Dalam sidang promosi doktor yang berlangsung selama dua jam dan diketuai Dr. Dadang Sugiana tersebut, Kennorton mendapat dukungan dari Ketua Promotor Prof. Dr. Suwandi Sumartias, anggota Promotor Prof. Dr. Dadang Rahmat Hidayat (Dekan Fikom Unpad), dan guru besar Prof. Dr. Eni Maryani. Oponen ahli yang hadir antara lain Prof. Dr. Atwar Bajari, Dr. Evie Ariadne Shinta Dewi, dan Dr.
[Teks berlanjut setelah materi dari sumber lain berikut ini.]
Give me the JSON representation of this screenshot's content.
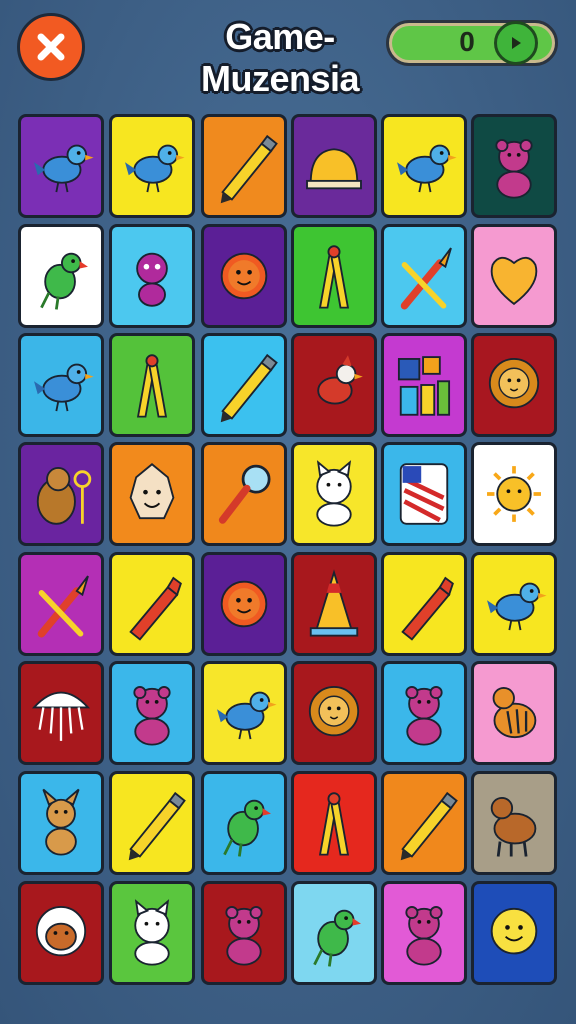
{
  "header": {
    "title": "Game-Muzensia",
    "score": "0"
  },
  "grid": {
    "rows": 8,
    "cols": 6,
    "tiles": [
      {
        "icon": "bird-icon",
        "color": "#7b2fb5"
      },
      {
        "icon": "bird-icon",
        "color": "#f7e620"
      },
      {
        "icon": "pencil-icon",
        "color": "#f08a1e"
      },
      {
        "icon": "bell-icon",
        "color": "#6a2a9b"
      },
      {
        "icon": "bird-icon",
        "color": "#f7e620"
      },
      {
        "icon": "bear-icon",
        "color": "#0f4a44"
      },
      {
        "icon": "parrot-icon",
        "color": "#ffffff"
      },
      {
        "icon": "alien-icon",
        "color": "#4cc8ef"
      },
      {
        "icon": "sun-icon",
        "color": "#5b1f96"
      },
      {
        "icon": "pliers-icon",
        "color": "#3ec532"
      },
      {
        "icon": "brush-icon",
        "color": "#4cc8ef"
      },
      {
        "icon": "heart-icon",
        "color": "#f59ad0"
      },
      {
        "icon": "bird-icon",
        "color": "#3bb6e8"
      },
      {
        "icon": "pliers-icon",
        "color": "#54c23a"
      },
      {
        "icon": "pencil-icon",
        "color": "#3bc1ef"
      },
      {
        "icon": "cardinal-icon",
        "color": "#a8181d"
      },
      {
        "icon": "paint-set-icon",
        "color": "#c43ad0"
      },
      {
        "icon": "lion-icon",
        "color": "#a81720"
      },
      {
        "icon": "beaver-icon",
        "color": "#6a24a0"
      },
      {
        "icon": "face-icon",
        "color": "#f28a1c"
      },
      {
        "icon": "magnifier-icon",
        "color": "#f0881c"
      },
      {
        "icon": "cat-icon",
        "color": "#f7e62a"
      },
      {
        "icon": "flag-icon",
        "color": "#3bb7ea"
      },
      {
        "icon": "sun-face-icon",
        "color": "#ffffff"
      },
      {
        "icon": "brush-icon",
        "color": "#b42fb5"
      },
      {
        "icon": "crayon-icon",
        "color": "#f7e620"
      },
      {
        "icon": "sun-icon",
        "color": "#5b1f96"
      },
      {
        "icon": "cone-icon",
        "color": "#a8181d"
      },
      {
        "icon": "crayon-icon",
        "color": "#f7e620"
      },
      {
        "icon": "bird-icon",
        "color": "#f7e620"
      },
      {
        "icon": "umbrella-icon",
        "color": "#a8181d"
      },
      {
        "icon": "bear-icon",
        "color": "#3bb7ea"
      },
      {
        "icon": "bird-icon",
        "color": "#f7e62a"
      },
      {
        "icon": "lion-icon",
        "color": "#a8181d"
      },
      {
        "icon": "bear-icon",
        "color": "#3bb7ea"
      },
      {
        "icon": "tiger-icon",
        "color": "#f59ad0"
      },
      {
        "icon": "fox-icon",
        "color": "#3bb7ea"
      },
      {
        "icon": "pencil-icon",
        "color": "#f7e620"
      },
      {
        "icon": "parrot-icon",
        "color": "#3bb7ea"
      },
      {
        "icon": "pliers-icon",
        "color": "#e5281e"
      },
      {
        "icon": "pencil-icon",
        "color": "#f0881c"
      },
      {
        "icon": "dog-icon",
        "color": "#a89e88"
      },
      {
        "icon": "monkey-icon",
        "color": "#a8181d"
      },
      {
        "icon": "cat-icon",
        "color": "#5ac63e"
      },
      {
        "icon": "bear-icon",
        "color": "#a8181d"
      },
      {
        "icon": "parrot-icon",
        "color": "#7ed7f0"
      },
      {
        "icon": "bear-icon",
        "color": "#e25ad6"
      },
      {
        "icon": "smiley-icon",
        "color": "#1e4db8"
      }
    ]
  }
}
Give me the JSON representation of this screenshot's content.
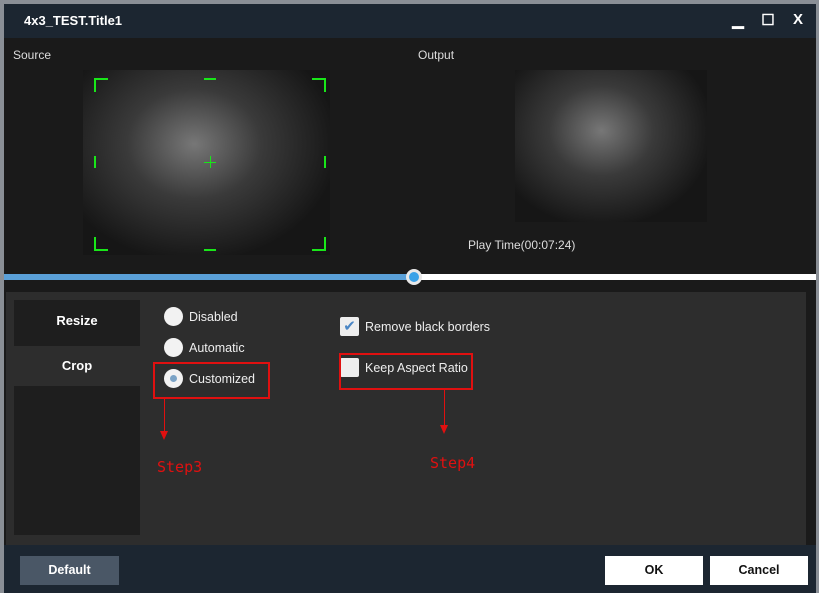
{
  "window": {
    "title": "4x3_TEST.Title1",
    "minimize": "▁",
    "maximize": "☐",
    "close": "X"
  },
  "preview": {
    "source_label": "Source",
    "output_label": "Output",
    "play_time": "Play Time(00:07:24)",
    "progress_percent": 50.5
  },
  "tabs": [
    {
      "label": "Resize"
    },
    {
      "label": "Crop"
    }
  ],
  "crop": {
    "options": [
      {
        "label": "Disabled",
        "selected": false
      },
      {
        "label": "Automatic",
        "selected": false
      },
      {
        "label": "Customized",
        "selected": true
      }
    ],
    "remove_black_borders": {
      "label": "Remove black borders",
      "checked": true
    },
    "keep_aspect_ratio": {
      "label": "Keep Aspect Ratio",
      "checked": false
    }
  },
  "annotations": {
    "step3": "Step3",
    "step4": "Step4"
  },
  "buttons": {
    "default": "Default",
    "ok": "OK",
    "cancel": "Cancel"
  }
}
Agus Rahmat.
Sebagai jurnalis televisi berpengalaman sejak 2002, Ken mampu menjawab pertanyaan-pertanyaan tajam seputar paradigma, teori, metodologi, hingga kesimpulan penelitiannya.
Melalui pendekatan mixed-methods yang mengintegrasikan analisis media online, media sosial, dan wawancara elite, penelitian ini memetakan dinamika narasi antara kubu pro-NKRI dan Papua Merdeka.
Temuannya, pada Pemilu 2024 terjadi pergeseran aktor signifikan: jika pada 2019 narasi lebih dikendalikan elite politik, maka pada 2024 peran dominan justru diambil oleh akun-akun anonim dan nonformal yang masif di ruang digital.
“Polarisasi tajam terbentuk antara narasi negara dan kelompok separatis, yang saling memperebutkan makna melalui simbol, propaganda, dan retorika digital,” ungkap Ken, yang juga penguji Uji Kompetensi Wartawan di LPDS Jakarta.
Dengan analisis jejaring media sosial dan semiotika sosial Halliday, Ken menemukan bahwa media online cenderung mereproduksi narasi hegemonik negara.
Sebaliknya, media sosial menjadi ruang artikulatif politik identitas dan trauma kolektif orang Papua, didorong oleh connective action yang berkembang akibat teknologi, ketidakadilan struktural, serta peran diaspora Papua di level global.
Penelitian ini melahirkan lima model teoretis baru, salah satunya Model Connective Action Papua Merdeka yang memperluas teori gerakan sosial digital dalam konteks konflik etnopolitik.
“Model ini dapat menjadi kerangka kerja baru dalam memahami dinamika digitalisasi gerakan separatis di wilayah konflik atau perbatasan, serta menjadi alat analitis bagi pemerintah dan aktivis dalam membangun ekosistem informasi yang adil dan inklusif,” jelas Ken.
Ia menegaskan bahwa tantangan negara kini bukan hanya soal penguasaan wilayah fisik, tetapi juga pertarungan makna di ruang publik digital.
“Tanpa strategi komunikasi politik yang adil dan berbasis hak asasi manusia, narasi Papua Merdeka akan terus menguat dan menemukan momentumnya di platform internasional melalui solidaritas digital yang mengglobal,” ujarnya.
Dalam rekomendasinya, Ken menyarankan kebijakan komunikasi diarahkan pada studi longitudinal terhadap generasi muda Papua di ruang digital dan etnografi digital yang menghubungkan diskursus daring dengan komunitas akar rumput.
“Dengan demikian, pemerintah, akademisi, dan masyarakat sipil diharapkan dapat merumuskan strategi komunikasi politik digital yang lebih transformatif dan berkeadilan sosial,” pungkasnya.